To my surprise the memory allocation routines does not spent much time (in fact was zero). The most expensive was, of course, the compression related functions.





Now let's use the massif tool:

valgrind --tool=massif ./zlibar_opt
It creates two files: massif.[pid].ps and massif.[pid].txt. The txt file contains info about the callstack and how much memory each function allocated. The ps file contains a graphic showing the functions that were responsible for most memory allocation and the evolution in time.

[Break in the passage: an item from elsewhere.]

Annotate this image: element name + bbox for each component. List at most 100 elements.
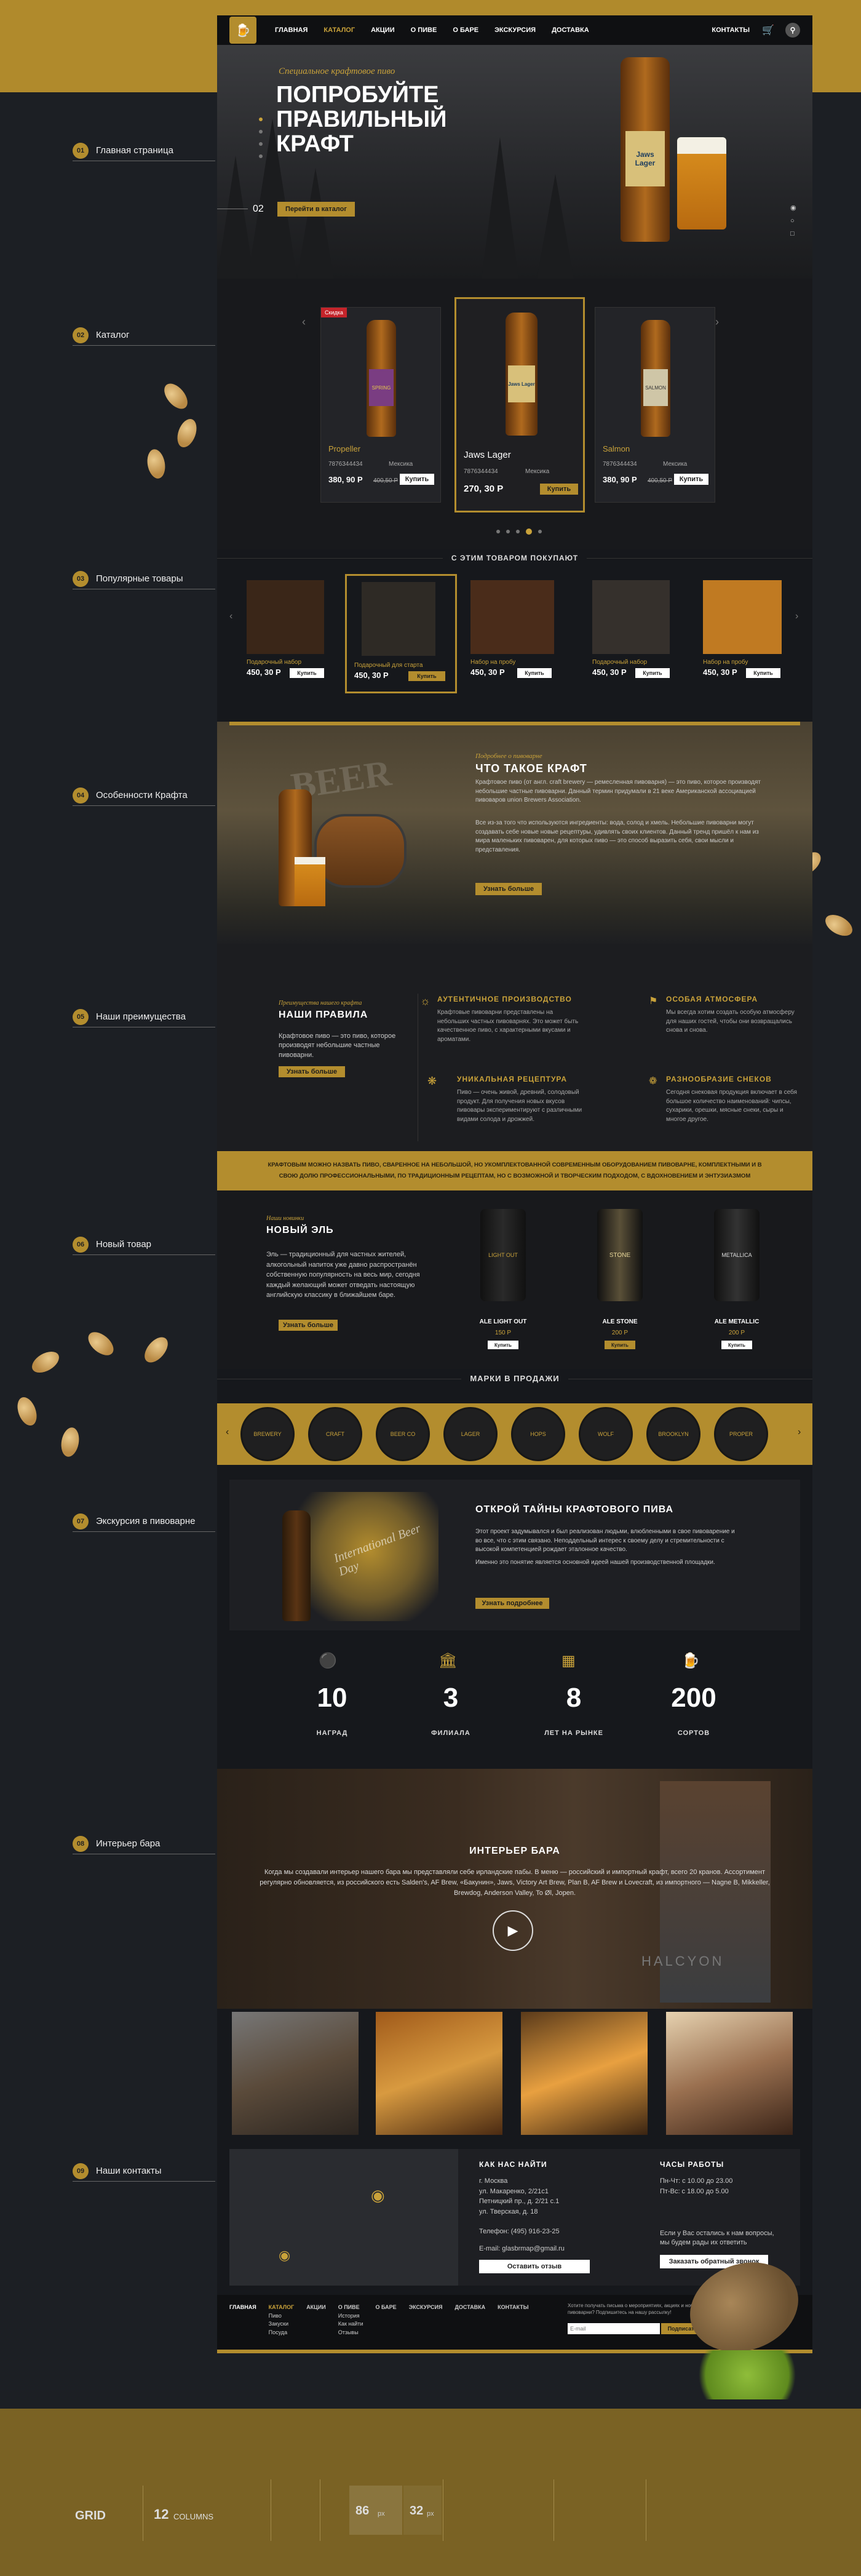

See below:


Now you say "what hell is this"?
To work with valgrind the -gv option forces the use of the cmem memory manager which is a wrapper around malloc, so massif understand the cmem* functions as the programmers allocation routines. I tried to use the fn-alloc option to force the display of the pascal functions without success.

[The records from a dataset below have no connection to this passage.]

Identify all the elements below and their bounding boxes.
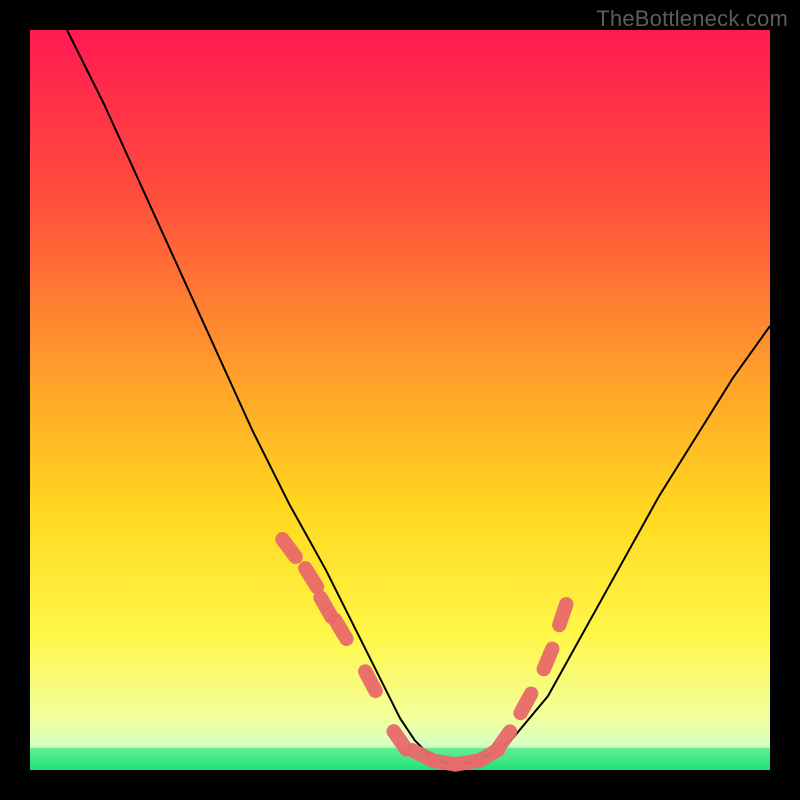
watermark-text: TheBottleneck.com	[596, 6, 788, 32]
chart-svg	[0, 0, 800, 800]
chart-container: TheBottleneck.com	[0, 0, 800, 800]
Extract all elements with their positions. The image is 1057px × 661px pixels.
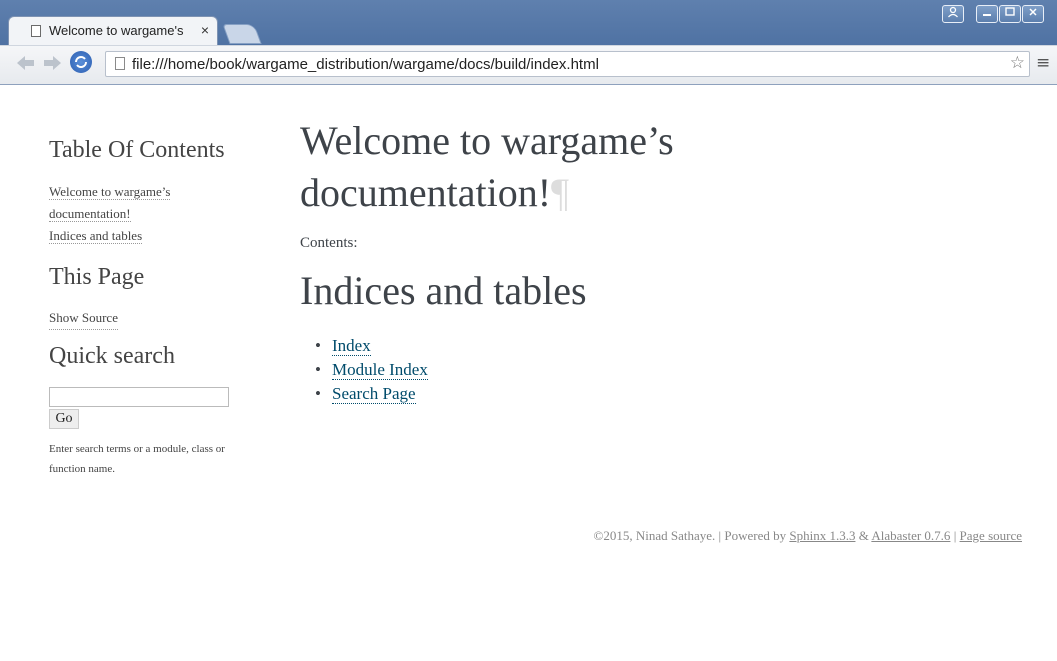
url-text[interactable]: file:///home/book/wargame_distribution/w… (132, 56, 599, 73)
search-hint: Enter search terms or a module, class or… (49, 443, 225, 475)
minimize-icon[interactable] (976, 5, 998, 23)
close-icon[interactable] (1022, 5, 1044, 23)
toc-heading: Table Of Contents (49, 137, 225, 163)
footer-separator: | (950, 528, 960, 543)
new-tab-button[interactable] (222, 24, 262, 44)
permalink-icon[interactable]: ¶ (551, 170, 569, 215)
show-source-link[interactable]: Show Source (49, 307, 118, 330)
profile-icon[interactable] (942, 5, 964, 23)
menu-icon[interactable]: ≡ (1036, 53, 1050, 73)
list-item: Index (315, 334, 428, 358)
browser-chrome: Welcome to wargame's × file:///home/book… (0, 0, 1057, 85)
tab-title: Welcome to wargame's (49, 23, 184, 38)
footer-copyright: ©2015, Ninad Sathaye. | Powered by (593, 528, 790, 543)
address-bar[interactable]: file:///home/book/wargame_distribution/w… (105, 51, 1030, 77)
page-icon (31, 25, 41, 37)
contents-label: Contents: (300, 235, 358, 251)
main-content: Welcome to wargame’s documentation!¶ Con… (300, 115, 1000, 406)
page-source-link[interactable]: Page source (960, 528, 1022, 543)
quick-search-heading: Quick search (49, 343, 175, 369)
indices-heading: Indices and tables (300, 268, 587, 313)
this-page-heading: This Page (49, 264, 145, 290)
browser-tab[interactable]: Welcome to wargame's × (8, 16, 218, 45)
maximize-icon[interactable] (999, 5, 1021, 23)
page-content: Table Of Contents Welcome to wargame’s d… (0, 85, 1057, 661)
forward-arrow-icon[interactable] (42, 54, 62, 77)
search-page-link[interactable]: Search Page (332, 384, 416, 404)
search-input[interactable] (49, 387, 229, 407)
tab-close-icon[interactable]: × (201, 22, 209, 38)
list-item: Search Page (315, 382, 428, 406)
alabaster-link[interactable]: Alabaster 0.7.6 (871, 528, 950, 543)
browser-toolbar: file:///home/book/wargame_distribution/w… (0, 45, 1057, 84)
tab-strip: Welcome to wargame's × (0, 0, 1057, 45)
index-list: Index Module Index Search Page (300, 334, 428, 406)
star-icon[interactable]: ☆ (1010, 53, 1025, 73)
module-index-link[interactable]: Module Index (332, 360, 428, 380)
go-button[interactable]: Go (49, 409, 79, 429)
toc-list: Welcome to wargame’s documentation! Indi… (49, 181, 249, 247)
toc-item-welcome[interactable]: Welcome to wargame’s documentation! (49, 184, 171, 222)
sphinx-link[interactable]: Sphinx 1.3.3 (789, 528, 855, 543)
back-arrow-icon[interactable] (16, 54, 36, 77)
page-title: Welcome to wargame’s documentation!¶ (300, 115, 780, 219)
footer: ©2015, Ninad Sathaye. | Powered by Sphin… (593, 528, 1022, 544)
reload-icon[interactable] (70, 51, 92, 73)
list-item: Module Index (315, 358, 428, 382)
footer-amp: & (855, 528, 872, 543)
page-icon (115, 57, 125, 70)
toc-item-indices[interactable]: Indices and tables (49, 228, 143, 244)
page-title-text: Welcome to wargame’s documentation! (300, 118, 674, 215)
index-link[interactable]: Index (332, 336, 371, 356)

Update: i was passing only the pascal name function (CMEM_GETMEM) to fn-alloc while is necessary also the parameter list names. I updated the charts to show where in pascal the memory is allocated.

Anyway in the graphic we can see that 1.5MB of heap memory is allocated (used?*) at its peak and that is the point where we can optimize.

Here's the heaptrc dump:
58 memory blocks allocated : 3926105/3926208
58 memory blocks freed : 3926105/3926208
0 unfreed memory blocks : 0
True heap size : 950272
True free heap : 950272

In the next articles, i will take a look in the possible optimizations.

Notes:
  • * The fpc heap manager pre allocates space in the heap that sometimes is not all used but i dont know if this is still valid when using the cmem functions
  • The -gv option is necessary to run the massif tool but is dispensable when using the callgrind
  • The valgrind checkmem tool is of little utility to fpc since it provides the heaptrc unit with a lot of advantages
  • One drawback of valgrind is that is exclusive to unix. No windows.
  • For more info see the valgrind manual

Back to blogging and to lower levels

This blog has been quiet lately, but is not dead.

In the last months a played a lot with LCL, sometimes in the VirtualTreeView port, sometimes writing original components. I will take a rest in high level/GUI programming and return to lower levels.

Starting from today i will post a sequence of articles about memory usage and general optimizations to fpc/Lazarus applications.

Later, i plan to talk about file system integration and IPC techniques.